Toprak kirliliği, atıklardan sızan kimyasal maddelerin ve ağır metallerin toprağa karışması sonucu oluşur. Toprak kirliliği, bitki örtüsünün zarar görmesine, toprak verimliliğinin azalmasına ve yeraltı sularının kirlenmesine neden olabilir.
Su kirliliği, atıklardan sızan kirleticilerin yüzey sularına (nehirler, göller) ve yeraltı sularına karışması sonucu oluşur. Su kirliliği, su kaynaklarının kullanılabilirliğini azaltır, sucul yaşamı tehdit eder ve insan sağlığı için risk oluşturur.
Hava kirliliği, atıkların yakılması veya depolama alanlarından yayılan gazlar sonucu oluşur. Hava kirliliği, solunum yolu hastalıklarına, astıma ve diğer sağlık sorunlarına neden olabilir.
Katı atıklar, hastalık taşıyan böceklerin ve kemirgenlerin üreme alanları olabilir. Bu durum, enfeksiyon hastalıklarının yayılmasına ve salgınlara yol açabilir.
Görsel kirlilik, atıkların çevreye rastgele atılması sonucu oluşan estetik olmayan görüntülerdir. Görsel kirlilik, yaşam kalitesini düşürür ve turizm faaliyetlerini olumsuz etkileyebilir.

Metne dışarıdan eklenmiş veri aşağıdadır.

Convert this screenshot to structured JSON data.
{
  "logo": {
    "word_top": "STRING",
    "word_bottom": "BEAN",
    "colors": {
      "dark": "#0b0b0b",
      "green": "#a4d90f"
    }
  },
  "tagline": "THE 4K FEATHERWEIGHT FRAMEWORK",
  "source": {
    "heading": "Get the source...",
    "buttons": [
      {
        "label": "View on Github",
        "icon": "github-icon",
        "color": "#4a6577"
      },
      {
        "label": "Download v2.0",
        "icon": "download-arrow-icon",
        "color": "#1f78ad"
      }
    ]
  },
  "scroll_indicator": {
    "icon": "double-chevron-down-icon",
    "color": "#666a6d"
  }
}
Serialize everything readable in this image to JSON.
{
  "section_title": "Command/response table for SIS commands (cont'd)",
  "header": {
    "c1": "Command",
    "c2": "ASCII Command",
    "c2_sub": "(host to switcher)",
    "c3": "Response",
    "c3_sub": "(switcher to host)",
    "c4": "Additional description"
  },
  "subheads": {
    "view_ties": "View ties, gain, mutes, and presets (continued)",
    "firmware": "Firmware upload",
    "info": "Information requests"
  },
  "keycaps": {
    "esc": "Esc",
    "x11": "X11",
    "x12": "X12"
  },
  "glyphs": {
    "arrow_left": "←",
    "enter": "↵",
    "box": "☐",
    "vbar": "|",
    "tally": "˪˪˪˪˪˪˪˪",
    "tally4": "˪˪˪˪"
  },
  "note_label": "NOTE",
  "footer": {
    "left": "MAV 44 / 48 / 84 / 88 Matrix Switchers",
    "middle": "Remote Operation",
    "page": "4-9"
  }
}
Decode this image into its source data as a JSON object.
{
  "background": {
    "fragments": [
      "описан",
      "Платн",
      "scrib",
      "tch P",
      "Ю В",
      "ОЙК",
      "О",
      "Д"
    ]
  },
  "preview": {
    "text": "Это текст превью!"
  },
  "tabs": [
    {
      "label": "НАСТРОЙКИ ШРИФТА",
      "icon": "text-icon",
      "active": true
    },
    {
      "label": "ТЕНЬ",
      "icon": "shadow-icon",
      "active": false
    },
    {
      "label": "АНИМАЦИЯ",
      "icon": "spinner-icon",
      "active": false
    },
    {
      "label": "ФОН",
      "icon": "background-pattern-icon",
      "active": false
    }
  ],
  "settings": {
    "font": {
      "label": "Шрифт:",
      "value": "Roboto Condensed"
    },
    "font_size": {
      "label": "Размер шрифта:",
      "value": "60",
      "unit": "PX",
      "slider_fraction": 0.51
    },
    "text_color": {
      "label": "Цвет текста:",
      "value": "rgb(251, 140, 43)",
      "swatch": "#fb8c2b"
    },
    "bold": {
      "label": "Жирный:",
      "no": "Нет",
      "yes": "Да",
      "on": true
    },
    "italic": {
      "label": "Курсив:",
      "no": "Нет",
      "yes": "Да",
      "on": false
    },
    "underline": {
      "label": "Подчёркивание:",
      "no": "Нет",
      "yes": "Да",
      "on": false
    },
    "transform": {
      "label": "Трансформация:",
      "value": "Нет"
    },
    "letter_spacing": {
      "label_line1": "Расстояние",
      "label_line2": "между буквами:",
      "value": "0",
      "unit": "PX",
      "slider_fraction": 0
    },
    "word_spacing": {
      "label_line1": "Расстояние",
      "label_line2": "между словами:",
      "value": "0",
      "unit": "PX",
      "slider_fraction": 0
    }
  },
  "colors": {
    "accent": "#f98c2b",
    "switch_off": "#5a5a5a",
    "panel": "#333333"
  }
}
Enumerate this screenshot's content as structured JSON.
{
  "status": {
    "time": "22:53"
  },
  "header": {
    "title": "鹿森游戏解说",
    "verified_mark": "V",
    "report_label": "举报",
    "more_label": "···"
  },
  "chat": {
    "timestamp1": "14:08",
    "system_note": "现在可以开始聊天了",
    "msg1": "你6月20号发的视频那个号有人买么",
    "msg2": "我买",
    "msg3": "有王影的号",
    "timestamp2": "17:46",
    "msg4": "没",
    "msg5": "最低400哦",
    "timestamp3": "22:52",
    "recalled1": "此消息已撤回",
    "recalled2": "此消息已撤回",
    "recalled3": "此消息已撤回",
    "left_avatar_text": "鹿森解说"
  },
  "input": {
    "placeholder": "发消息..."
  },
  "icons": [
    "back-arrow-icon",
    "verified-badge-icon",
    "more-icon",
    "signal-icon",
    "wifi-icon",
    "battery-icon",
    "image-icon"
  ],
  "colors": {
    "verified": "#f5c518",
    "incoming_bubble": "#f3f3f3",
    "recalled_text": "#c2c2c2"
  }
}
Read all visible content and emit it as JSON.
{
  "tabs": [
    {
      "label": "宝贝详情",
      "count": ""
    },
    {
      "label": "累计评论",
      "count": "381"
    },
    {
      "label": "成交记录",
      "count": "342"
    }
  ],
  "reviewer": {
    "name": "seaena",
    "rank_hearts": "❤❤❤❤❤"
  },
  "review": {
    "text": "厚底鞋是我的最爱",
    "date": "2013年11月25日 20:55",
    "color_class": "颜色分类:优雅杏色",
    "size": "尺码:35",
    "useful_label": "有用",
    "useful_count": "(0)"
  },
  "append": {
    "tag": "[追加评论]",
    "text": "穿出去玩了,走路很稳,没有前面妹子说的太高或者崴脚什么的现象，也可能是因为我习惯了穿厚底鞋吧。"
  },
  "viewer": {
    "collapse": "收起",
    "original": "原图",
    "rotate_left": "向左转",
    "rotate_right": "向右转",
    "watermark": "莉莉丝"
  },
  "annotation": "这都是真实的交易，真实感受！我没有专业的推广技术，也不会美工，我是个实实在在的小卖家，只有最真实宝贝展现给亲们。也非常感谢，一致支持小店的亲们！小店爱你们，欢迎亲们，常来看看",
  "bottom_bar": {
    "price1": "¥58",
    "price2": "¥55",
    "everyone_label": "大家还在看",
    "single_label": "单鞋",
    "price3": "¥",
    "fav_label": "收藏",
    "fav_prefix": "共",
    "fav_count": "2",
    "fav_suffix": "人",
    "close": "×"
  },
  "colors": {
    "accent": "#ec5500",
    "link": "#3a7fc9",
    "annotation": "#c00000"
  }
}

Türkiye'de katı atık yönetimi, Çevre, Şehircilik ve İklim Değişikliği Bakanlığı tarafından yürütülmektedir. Belediyeler, katı atıkların toplanması, taşınması ve bertaraf edilmesinden sorumludur. Türkiye'de katı atık yönetimi konusunda son yıllarda önemli gelişmeler kaydedilmiş olup, geri dönüşüm oranları artırılmaya çalışılmaktadır. Ancak, atık depolama alanlarının yetersizliği ve kaçak dökümler hala önemli sorunlar arasındadır.
Gelecekte katı atık yönetiminde, atık oluşumunun önlenmesi ve azaltılması, geri dönüşüm oranlarının artırılması, atıklardan enerji geri kazanımının yaygınlaştırılması ve sürdürülebilir atık yönetimi uygulamalarının benimsenmesi önemli olacaktır. Ayrıca, döngüsel ekonomi prensiplerinin benimsenmesi ve atıkların kaynak olarak değerlendirilmesi de gelecekteki katı atık yönetiminin önemli bir parçası olacaktır.